Bernardo Bertolucci, une dernière danse…

Ainsi va la vie, on tourne, on avance, on danse, jusqu’à la dernière.

La danse létale, celle qui nous emmène vers un endroit inconnu. Si Bernardo vient juste d’achever les derniers pas de danse, pour Maria ce fut il y a longtemps déjà et c’était un tango. A l’heure des hommages mais aussi des sorties plus critiques, la question qui se pose est un peu toujours la même. Quelle place donner à l’œuvre, à son auteur ? Peut-on tout se permettre sous couvert d’une œuvre aussi grande soit-elle et comment dissocier l’œuvre de l’auteur ?

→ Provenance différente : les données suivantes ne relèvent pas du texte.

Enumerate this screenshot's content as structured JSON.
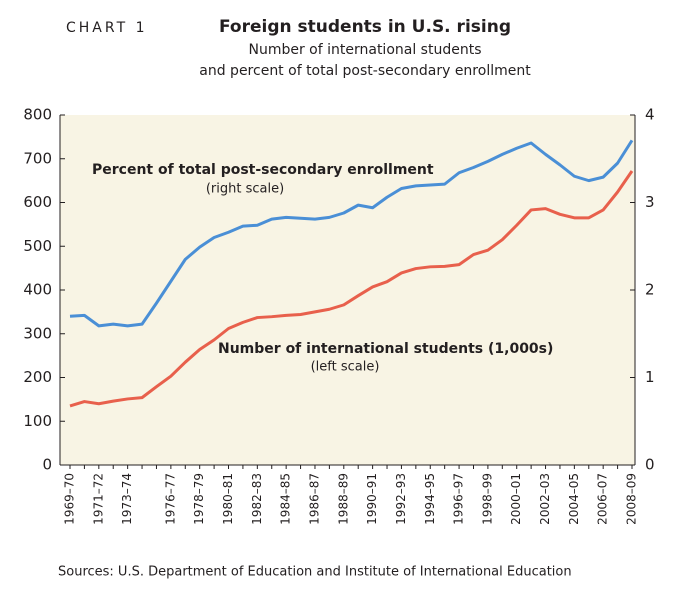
{
  "chart_data": {
    "type": "line",
    "label": "CHART 1",
    "title": "Foreign students in U.S. rising",
    "subtitle": [
      "Number of international students",
      "and percent of total post-secondary enrollment"
    ],
    "source": "Sources: U.S. Department of Education and Institute of International Education",
    "categories": [
      "1969–70",
      null,
      "1971–72",
      null,
      "1973–74",
      null,
      null,
      "1976–77",
      null,
      "1978–79",
      null,
      "1980–81",
      null,
      "1982–83",
      null,
      "1984–85",
      null,
      "1986–87",
      null,
      "1988–89",
      null,
      "1990–91",
      null,
      "1992–93",
      null,
      "1994–95",
      null,
      "1996–97",
      null,
      "1998–99",
      null,
      "2000–01",
      null,
      "2002–03",
      null,
      "2004–05",
      null,
      "2006–07",
      null,
      "2008–09"
    ],
    "ylim": [
      0,
      800
    ],
    "yticks": [
      0,
      100,
      200,
      300,
      400,
      500,
      600,
      700,
      800
    ],
    "y2lim": [
      0,
      4
    ],
    "y2ticks": [
      0,
      1,
      2,
      3,
      4
    ],
    "series": [
      {
        "name": "Percent of total post-secondary enrollment",
        "note": "(right scale)",
        "axis": "y2",
        "color": "#4a8fd6",
        "values": [
          1.7,
          1.71,
          1.59,
          1.61,
          1.59,
          1.61,
          1.85,
          2.1,
          2.35,
          2.49,
          2.6,
          2.66,
          2.73,
          2.74,
          2.81,
          2.83,
          2.82,
          2.81,
          2.83,
          2.88,
          2.97,
          2.94,
          3.06,
          3.16,
          3.19,
          3.2,
          3.21,
          3.34,
          3.4,
          3.47,
          3.55,
          3.62,
          3.68,
          3.55,
          3.43,
          3.3,
          3.25,
          3.29,
          3.45,
          3.71
        ]
      },
      {
        "name": "Number of international students (1,000s)",
        "note": "(left scale)",
        "color": "#e8604c",
        "values": [
          135,
          145,
          140,
          146,
          151,
          154,
          179,
          203,
          235,
          264,
          286,
          312,
          326,
          337,
          339,
          342,
          344,
          350,
          356,
          366,
          387,
          407,
          419,
          439,
          449,
          453,
          454,
          458,
          481,
          491,
          515,
          548,
          583,
          586,
          573,
          565,
          565,
          583,
          624,
          672
        ]
      }
    ]
  }
}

Il va sans dire que je n’ai aucune prétention à répondre à toutes ces questions ici et que d’autres bien plus à même ont déjà lancé des pistes ou des réponses.
Ce qui m’intéresse finalement c’est plus la place de l’artiste et même au-delà de la notoriété. Après le tango, Bernardo a tourné d’autres danses et il n’a jamais rencontré de problème pour trouver des interprètes, comme il n’a pas eu de problème pour trouver un public.

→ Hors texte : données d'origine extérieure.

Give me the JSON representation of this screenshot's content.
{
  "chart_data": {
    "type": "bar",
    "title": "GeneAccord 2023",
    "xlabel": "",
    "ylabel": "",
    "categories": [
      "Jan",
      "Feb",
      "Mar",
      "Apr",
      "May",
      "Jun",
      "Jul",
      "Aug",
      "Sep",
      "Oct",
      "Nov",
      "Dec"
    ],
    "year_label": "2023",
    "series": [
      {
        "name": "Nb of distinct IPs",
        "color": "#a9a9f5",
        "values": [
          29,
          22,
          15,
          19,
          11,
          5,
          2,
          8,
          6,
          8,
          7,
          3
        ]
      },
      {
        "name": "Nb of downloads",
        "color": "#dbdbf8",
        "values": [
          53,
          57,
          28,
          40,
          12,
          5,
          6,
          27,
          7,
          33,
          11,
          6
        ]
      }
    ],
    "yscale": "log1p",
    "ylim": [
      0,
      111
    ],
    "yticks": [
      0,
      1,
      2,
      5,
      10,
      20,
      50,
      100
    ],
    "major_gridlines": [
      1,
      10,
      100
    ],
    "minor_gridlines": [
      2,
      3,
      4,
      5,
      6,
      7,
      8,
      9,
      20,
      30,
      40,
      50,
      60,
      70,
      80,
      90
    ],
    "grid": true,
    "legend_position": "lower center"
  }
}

C’est peut-être là que se situent les vraies questions. Y aurait-il une forme d’exception culturelle, non pas à la française, mais malsaine qui permet tout ? Au-delà de la présomption d’innocence évidente, la question se pose pour plusieurs artistes, en vrac dans le cinéma on peut penser à Polanski, Allen ou à Gauguin dans la peinture ou Céline dans la littérature pour aller sur les plus connus.

Je peux ne pas aimer l’artiste et aimer l’œuvre mais dans un autre temps, est-ce qu’en allant voir l’œuvre je ne cautionne pas d’une certaine manière les pratiques de l’artiste ? Ou plus simplement, que dit l’œuvre de l’artiste ?

Je n’ai aucune réponse tranchée et évidente, parce que je crois qu’il n’y en a pas. Je dirais que c’est à chacun de savoir où placer son choix, son militantisme, son pouvoir d’action. Par contre je sais qu’il ne peut y avoir deux espaces de vie et de justice différents, celui de tout un chacun et celui de la notoriété ou de l’art. Il m’apparaît sans doute naïvement normal que tout le monde danse sur le même rythme et le même tempo et que l’art aussi nécessaire et beau soit-il ne justifie pas de pas de côté ou de danse macabre.